Mrs. Crookshank might have checked out all right medically, but she was going to have nightmares. The shooter’s bullets had drilled holes in her front window. He reminded himself to phone her daughter Maxine.

  Tichnor’s voice took on reminiscent softness. “I liked Mr. Guthrie. He knew I wanted to be a doctor like my father, so he used to talk with me about new pharmaceuticals when I stopped by the soda fountain. He knew all the old drugs, too. He had a great collection of mortars and pestles. And of old remedies. Did he show them to you?”

  Rob smiled. “Lydia Pinkham’s Tonic?
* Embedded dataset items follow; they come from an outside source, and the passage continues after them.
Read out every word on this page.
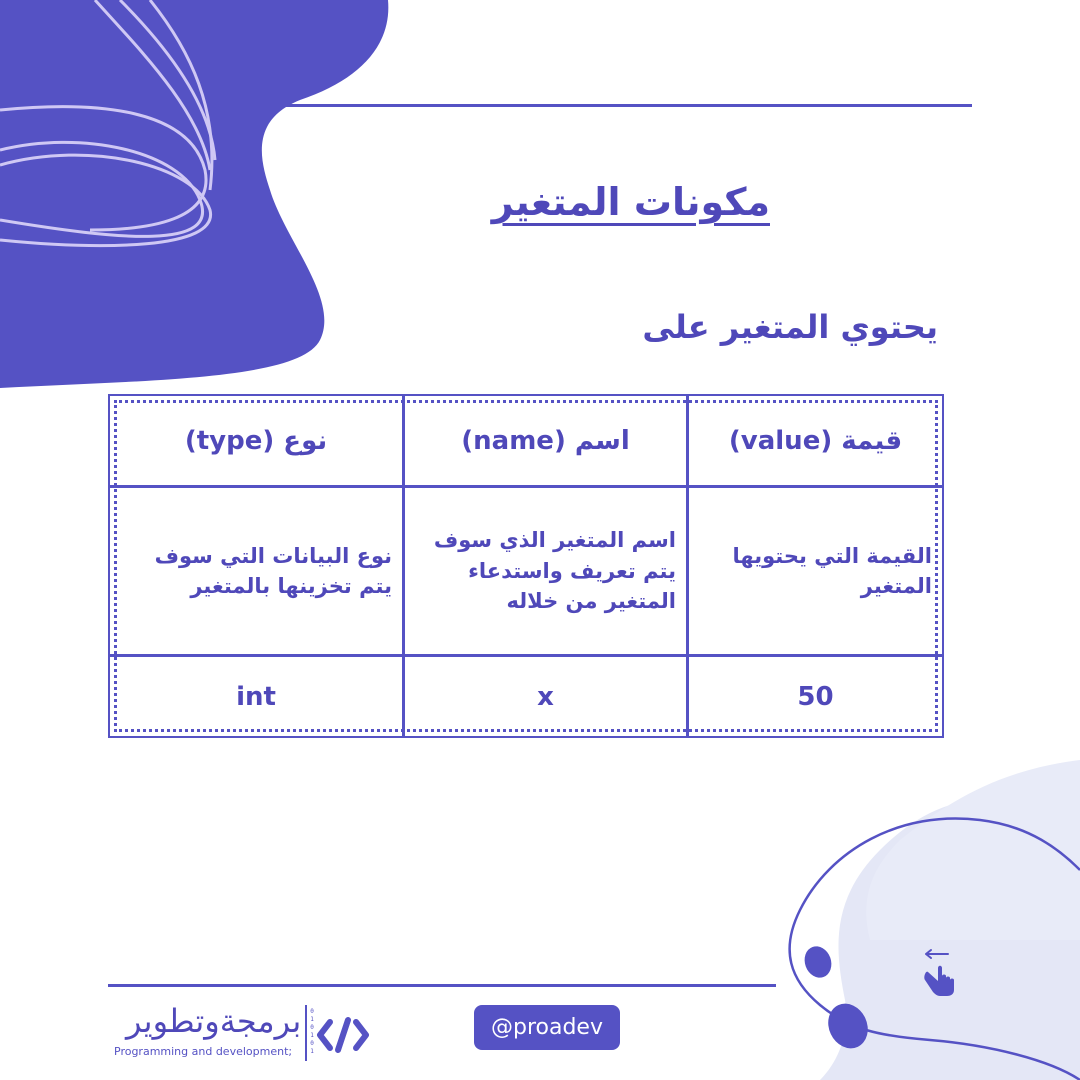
مكونات المتغير
يحتوي المتغير على
قيمة (value)
اسم (name)
نوع (type)
القيمة التي يحتويها المتغير
اسم المتغير الذي سوف يتم تعريف واستدعاء المتغير من خلاله
نوع البيانات التي سوف يتم تخزينها بالمتغير
50
x
int

برمجةوتطوير

Programming and development;

0 1 0 1 0 1
@proadev
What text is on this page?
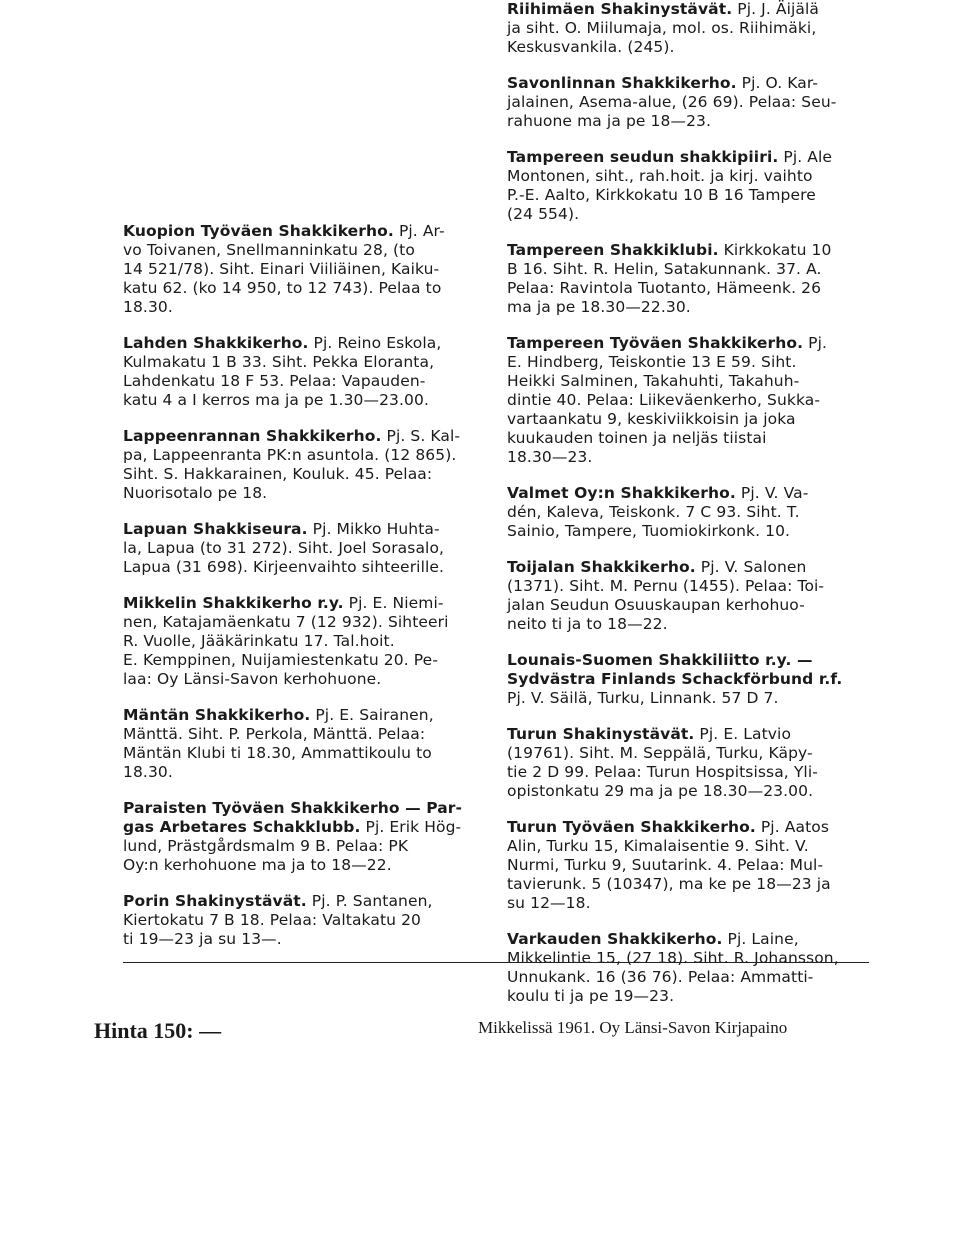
Kuopion Työväen Shakkikerho. Pj. Ar-
vo Toivanen, Snellmanninkatu 28, (to
14 521/78). Siht. Einari Viiliäinen, Kaiku-
katu 62. (ko 14 950, to 12 743). Pelaa to
18.30.
Lahden Shakkikerho. Pj. Reino Eskola,
Kulmakatu 1 B 33. Siht. Pekka Eloranta,
Lahdenkatu 18 F 53. Pelaa: Vapauden-
katu 4 a I kerros ma ja pe 1.30—23.00.
Lappeenrannan Shakkikerho. Pj. S. Kal-
pa, Lappeenranta PK:n asuntola. (12 865).
Siht. S. Hakkarainen, Kouluk. 45. Pelaa:
Nuorisotalo pe 18.
Lapuan Shakkiseura. Pj. Mikko Huhta-
la, Lapua (to 31 272). Siht. Joel Sorasalo,
Lapua (31 698). Kirjeenvaihto sihteerille.
Mikkelin Shakkikerho r.y. Pj. E. Niemi-
nen, Katajamäenkatu 7 (12 932). Sihteeri
R. Vuolle, Jääkärinkatu 17. Tal.hoit.
E. Kemppinen, Nuijamiestenkatu 20. Pe-
laa: Oy Länsi-Savon kerhohuone.
Mäntän Shakkikerho. Pj. E. Sairanen,
Mänttä. Siht. P. Perkola, Mänttä. Pelaa:
Mäntän Klubi ti 18.30, Ammattikoulu to
18.30.
Paraisten Työväen Shakkikerho — Par-
gas Arbetares Schakklubb. Pj. Erik Hög-
lund, Prästgårdsmalm 9 B. Pelaa: PK
Oy:n kerhohuone ma ja to 18—22.
Porin Shakinystävät. Pj. P. Santanen,
Kiertokatu 7 B 18. Pelaa: Valtakatu 20
ti 19—23 ja su 13—.
Riihimäen Shakinystävät. Pj. J. Äijälä
ja siht. O. Miilumaja, mol. os. Riihimäki,
Keskusvankila. (245).
Savonlinnan Shakkikerho. Pj. O. Kar-
jalainen, Asema-alue, (26 69). Pelaa: Seu-
rahuone ma ja pe 18—23.
Tampereen seudun shakkipiiri. Pj. Ale
Montonen, siht., rah.hoit. ja kirj. vaihto
P.-E. Aalto, Kirkkokatu 10 B 16 Tampere
(24 554).
Tampereen Shakkiklubi. Kirkkokatu 10
B 16. Siht. R. Helin, Satakunnank. 37. A.
Pelaa: Ravintola Tuotanto, Hämeenk. 26
ma ja pe 18.30—22.30.
Tampereen Työväen Shakkikerho. Pj.
E. Hindberg, Teiskontie 13 E 59. Siht.
Heikki Salminen, Takahuhti, Takahuh-
dintie 40. Pelaa: Liikeväenkerho, Sukka-
vartaankatu 9, keskiviikkoisin ja joka
kuukauden toinen ja neljäs tiistai
18.30—23.
Valmet Oy:n Shakkikerho. Pj. V. Va-
dén, Kaleva, Teiskonk. 7 C 93. Siht. T.
Sainio, Tampere, Tuomiokirkonk. 10.
Toijalan Shakkikerho. Pj. V. Salonen
(1371). Siht. M. Pernu (1455). Pelaa: Toi-
jalan Seudun Osuuskaupan kerhohuo-
neito ti ja to 18—22.
Lounais-Suomen Shakkiliitto r.y. —
Sydvästra Finlands Schackförbund r.f.
Pj. V. Säilä, Turku, Linnank. 57 D 7.
Turun Shakinystävät. Pj. E. Latvio
(19761). Siht. M. Seppälä, Turku, Käpy-
tie 2 D 99. Pelaa: Turun Hospitsissa, Yli-
opistonkatu 29 ma ja pe 18.30—23.00.
Turun Työväen Shakkikerho. Pj. Aatos
Alin, Turku 15, Kimalaisentie 9. Siht. V.
Nurmi, Turku 9, Suutarink. 4. Pelaa: Mul-
tavierunk. 5 (10347), ma ke pe 18—23 ja
su 12—18.
Varkauden Shakkikerho. Pj. Laine,
Mikkelintie 15, (27 18). Siht. R. Johansson,
Unnukank. 16 (36 76). Pelaa: Ammatti-
koulu ti ja pe 19—23.
Hinta 150: —	Mikkelissä 1961. Oy Länsi-Savon Kirjapaino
Sure.”

  “It was mostly alcohol.” Tichnor sighed. “A fine man. Tell me he didn’t die of cancer.”

  “Heart attack.”

  “Good,” the oncologist said fiercely. The intensity faded. “I’m sorry.”

  “Don’t be. I have to agree with you.” If he had to die then.

  “Well, well, Robert Guthrie’s grandson. That makes me feel my age. Listen, Robert, about my brother. We’ve had our differences but we both enjoyed our time in Klalo. This killing in Grandpa’s garage, it’s a violation of memory.”

  “And a violation of Edward Redfern’s civil rights.” Rob heard Linda suck in her breath.

  Tichnor tugged at the neck of his sweater. “Was that the victim’s name? Who was he?”

  “A college student. A member of the Klalo tribe, the Two Falls band. He was studying accounting at PSU. A promising kid. Does that ring a bell?”

  “My mother said some tramp had been killed in a brawl and buried in the garage.”

  Rob didn’t dignify Charlotte’s theory with a comment.

  “This Redfern was an Indian?”

  “Klalo,” Rob repeated. “A nephew of the principal chief. I think he was being groomed for a position of leadership in the tribal council.”

  Tichnor seemed puzzled.

  Rob looked at Linda. She was scribbling like crazy. Impatience pushed at him. He had played it cautious too long. “We have reason to believe that Edward Redfern was investigating an old theft. Ten years ago thieves made off with a number of Klalo artifacts from Lauder Point County Park. They included three major petroglyphs.”